Die Bekanntheit einer Person im öffentlichen Leben kann ein besonderes Informationsinteresse der Öffentlichkeit begründen, das es rechtfertigen kann, über bestimmte Verhaltensweisen dieser Person auch mit Namensnennung und Abbildung zu berichten (vgl.

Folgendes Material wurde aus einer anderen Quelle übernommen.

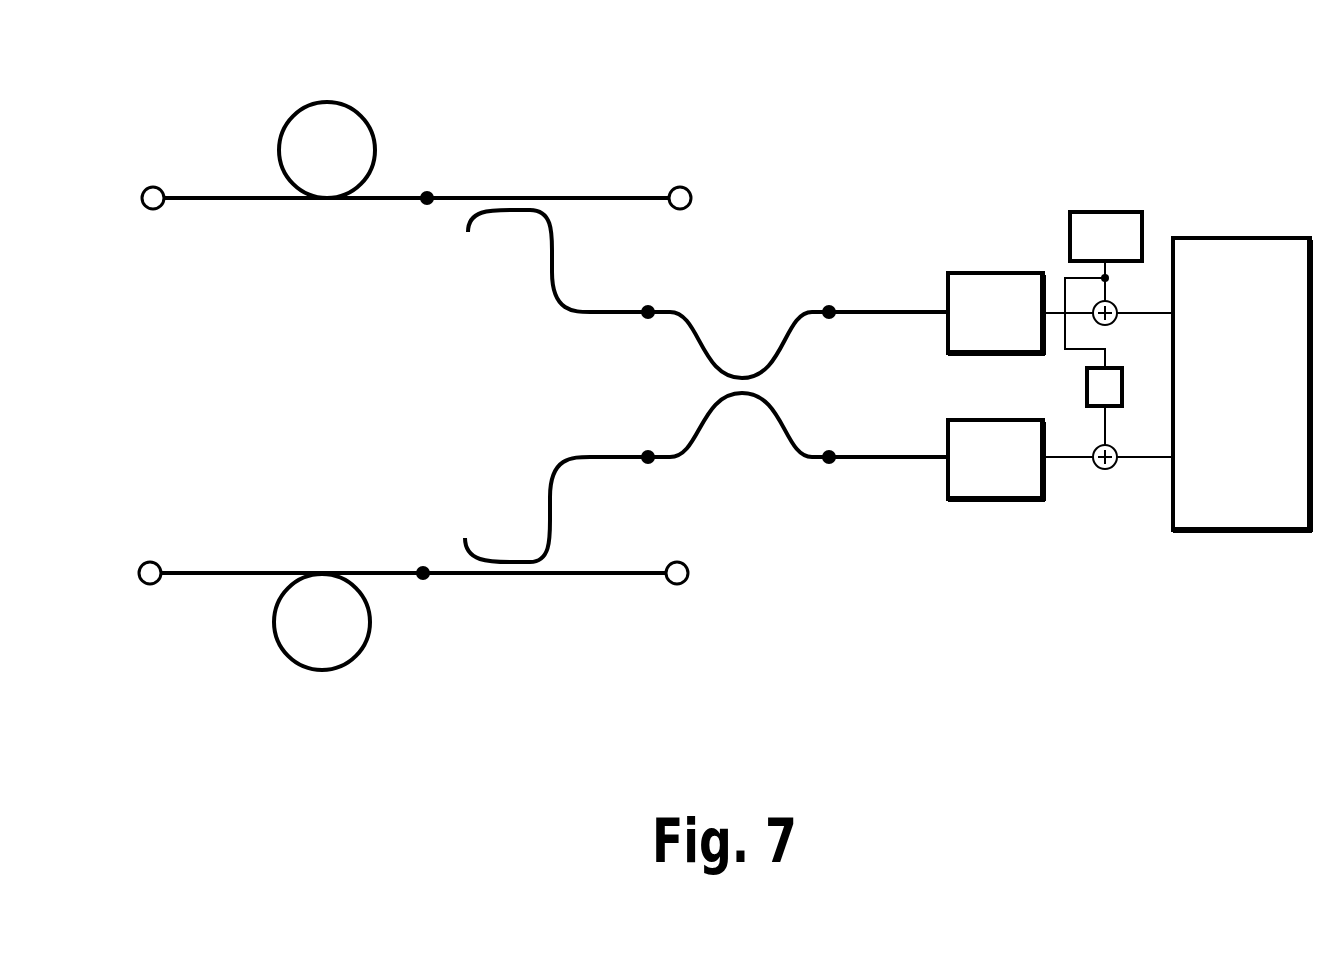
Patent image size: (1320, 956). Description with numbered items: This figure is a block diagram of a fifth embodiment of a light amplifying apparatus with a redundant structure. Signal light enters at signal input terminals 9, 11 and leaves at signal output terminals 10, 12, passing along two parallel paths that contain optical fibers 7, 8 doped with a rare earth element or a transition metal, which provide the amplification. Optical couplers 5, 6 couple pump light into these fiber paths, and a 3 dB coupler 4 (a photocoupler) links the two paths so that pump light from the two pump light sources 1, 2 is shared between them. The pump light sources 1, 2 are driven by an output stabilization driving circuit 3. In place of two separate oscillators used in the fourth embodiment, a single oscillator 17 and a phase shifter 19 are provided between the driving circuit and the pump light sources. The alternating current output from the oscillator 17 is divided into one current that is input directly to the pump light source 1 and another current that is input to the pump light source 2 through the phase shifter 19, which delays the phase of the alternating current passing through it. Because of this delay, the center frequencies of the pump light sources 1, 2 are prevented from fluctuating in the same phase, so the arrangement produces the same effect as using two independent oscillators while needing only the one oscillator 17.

The pump light source 1 is at (977, 273).
The pump light source 2 is at (990, 499).
The output stabilization driving circuit 3 is at (1222, 238).
The 3 dB coupler 4 is at (683, 310).
The optical coupler 5 is at (500, 196).
The optical coupler 6 is at (537, 573).
The optical fiber 7 is at (326, 102).
The optical fiber 8 is at (302, 667).
The signal input terminal 9 is at (160, 188).
The signal output terminal 10 is at (688, 188).
The signal input terminal 11 is at (158, 562).
The signal output terminal 12 is at (667, 585).
The oscillator 17 is at (1099, 212).
The phase shifter 19 is at (1124, 390).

BVerfG, Kammerbeschluss v. 13. 6. 2006, 1 BvR 565/06, NJW 2006, 2835 Tz. 11; BGH, Urteil v. 15. 11. 2005  VI ZR 286/04, GRUR 2006, 257 Tz. 22 = WRP 2006, 261).

Einer Berichterstattung mit Namensnennung und Abbildung über solche Ereignisse von gesellschaftlicher Relevanz steht auch nicht der Schutz der Privatsphäre nach Art. 8 EMRK (vgl. dazu EGMR GRUR 2004, 1051 Tz. 76 – von Hannover/Deutschland) entgegen (BVerfG NJW 2006, 2835 Tz. 14 f.; BGH GRUR 2006, 257 Tz. 26; BGH GRUR 2007, 902 Tz. 9).

(BGH, Urteil v. 5. 6. 2008, I ZR 96/07).